DEV Community: sqlrush

Fencing a node that doesn't know it's dead: pgrac build log #2

sqlrush — Thu, 18 Jun 2026 12:55:13 +0000

pgrac is an open attempt to rebuild Oracle RAC's core machinery (shared-everything storage, multiple active nodes all writing one database, a cluster-wide change number) on top of PostgreSQL 16. Build log #1 laid out the four problems that fight back. This one is about the problem that turns a node failure into silent data corruption, and the first, deliberately modest, layer pgrac ships against it.

The failure mode

In a shared-nothing cluster an evicted node is mostly harmless: it owns its own disks, so the cluster routes around it. In a shared-everything cluster the same event is dangerous, because every node writes the same storage. Picture the classic split: node 2 misses heartbeats, the cluster declares it dead and remasters its work elsewhere, but node 2 is not actually dead. It is frozen on a long GC pause, or its interconnect NIC flaked, and it is about to wake up and finish the write it started. Now two nodes believe they own the same blocks, and shared storage will accept both writes. That is not a crash. It is corruption you find three days later.

Oracle RAC's answer is I/O fencing: before remastering a dead node's resources, you make certain it can no longer touch the storage, with STONITH, SCSI-3 persistent reservations, or a hardware watchdog. The node is fenced at a layer below its own software, because the whole point is that you cannot trust the dead node's software to behave.

That hardware layer is real work, and it is not what pgrac built first. What it built first is the layer above it: an in-process cooperative write-fence, now default-ON. The rest of this is precise about what that does and does not buy you, because "we have fencing" is the kind of claim that is worth less than nothing if it is overstated.

A fence needs an authority everyone can agree on

You cannot fence on local opinion, because the whole problem is that the dead node disagrees about being dead. Authority has to live on durable, shared, quorum-backed storage.

pgrac writes a small fence marker into the cluster's voting disks, the same disks used for membership. The marker is a compact tuple: a monotonic fence_epoch, a fence_generation tie-break, a fenced_dead_bitmap naming which nodes are declared dead, and the issuer's id, CRC-protected inside the voting slot. Reconfiguration bumps the epoch and submits the new marker. It is written to a quorum-majority of voting disks, and the reconfiguration proceeds only if a majority acknowledges. If the majority write fails, it fails closed: no event is published and no remastering starts. A minority of disks cannot amplify itself into an authority, because each disk preserves only its own marker, so a single stale disk cannot out-vote the quorum.

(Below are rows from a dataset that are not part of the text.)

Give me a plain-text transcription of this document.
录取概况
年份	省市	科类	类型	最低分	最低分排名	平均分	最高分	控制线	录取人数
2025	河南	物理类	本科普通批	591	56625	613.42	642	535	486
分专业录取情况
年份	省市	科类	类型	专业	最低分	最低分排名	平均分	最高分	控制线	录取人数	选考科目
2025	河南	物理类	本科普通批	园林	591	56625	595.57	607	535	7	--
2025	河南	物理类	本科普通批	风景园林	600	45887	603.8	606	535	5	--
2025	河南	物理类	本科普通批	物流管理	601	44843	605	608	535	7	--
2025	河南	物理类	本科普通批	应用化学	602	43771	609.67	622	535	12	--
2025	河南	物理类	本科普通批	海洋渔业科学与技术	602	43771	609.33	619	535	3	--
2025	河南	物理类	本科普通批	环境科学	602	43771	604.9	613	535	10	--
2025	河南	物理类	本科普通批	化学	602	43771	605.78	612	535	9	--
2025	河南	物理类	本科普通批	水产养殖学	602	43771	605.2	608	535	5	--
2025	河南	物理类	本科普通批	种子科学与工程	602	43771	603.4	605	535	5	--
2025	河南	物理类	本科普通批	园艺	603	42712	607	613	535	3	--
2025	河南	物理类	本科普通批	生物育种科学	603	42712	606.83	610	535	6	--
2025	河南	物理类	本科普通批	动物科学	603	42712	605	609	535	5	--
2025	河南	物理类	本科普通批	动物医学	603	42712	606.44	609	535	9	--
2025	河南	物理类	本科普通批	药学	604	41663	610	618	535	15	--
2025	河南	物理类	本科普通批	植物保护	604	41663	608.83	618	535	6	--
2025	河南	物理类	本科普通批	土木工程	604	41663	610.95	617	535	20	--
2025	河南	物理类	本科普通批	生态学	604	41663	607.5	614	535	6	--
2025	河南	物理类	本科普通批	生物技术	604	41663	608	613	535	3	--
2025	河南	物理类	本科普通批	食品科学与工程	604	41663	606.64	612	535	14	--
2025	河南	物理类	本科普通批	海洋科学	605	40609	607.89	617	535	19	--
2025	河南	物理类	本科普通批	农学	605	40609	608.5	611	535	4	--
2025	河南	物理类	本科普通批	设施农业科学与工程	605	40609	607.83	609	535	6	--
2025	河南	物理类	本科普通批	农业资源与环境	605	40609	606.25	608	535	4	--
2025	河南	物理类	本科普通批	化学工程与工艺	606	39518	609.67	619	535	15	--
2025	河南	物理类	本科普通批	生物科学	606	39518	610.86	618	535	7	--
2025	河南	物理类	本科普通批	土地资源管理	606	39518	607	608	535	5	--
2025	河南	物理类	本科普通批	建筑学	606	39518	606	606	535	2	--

Every node runs a poller (qvotec) that reads all voting disks every couple of seconds, keeps only CRC-valid markers, orders them by (fence_epoch DESC, fence_generation DESC), and recognizes an authority only when it sees the same marker on a majority of disks. That majority requirement is the split-brain guard. It is what stops two partitions from each minting their own truth.

The hot path: check a token before touching storage

Consulting voting disks on every write would be absurd, so the poller distills the durable marker into a small local token in shared memory: the epoch this node is authorized for, a lease expiry, a self_fenced bit, and a copy of the dead bitmap. The write path consults only that token, through a pure, lock-free, allocation-free judge that is safe to call inside a critical section. A write is allowed only when:

enforcement_on
  && region_attached
  && epoch == authorized_epoch     // exact ==, not >=
  && now < lease_expire
  && !self_fenced

The == rather than >= is deliberate: a node holding a stale epoch is as dangerous as one explicitly fenced, so anything other than the exact current epoch is refused. Six storage entry points (create, unlink, extend, zero-extend, write, truncate) call this judge before writing shared storage. A fenced or stale node fails closed: ERROR 53R51 on the normal path, PANIC if it is caught in a critical section where it cannot safely back out. The lease makes silence safe: if a node is cut off from the voting disks and cannot refresh its token, the lease expires and the node fences itself. The safe default, when you have lost contact with the authority, is to stop writing.

Why default-ON was hard

The hard part was not fencing a dead node. It was not fencing a healthy one. Fail-closed-on-silence is correct, but it has a corollary: a healthy cluster, idle with nobody fenced, has no fence marker on the voting disks. No marker means the poller never refreshes the token, the lease expires, and every node fences itself, so the whole healthy cluster cannot write. The safety mechanism starves the happy path. That is why enforcement could not just be flipped on in the first cut.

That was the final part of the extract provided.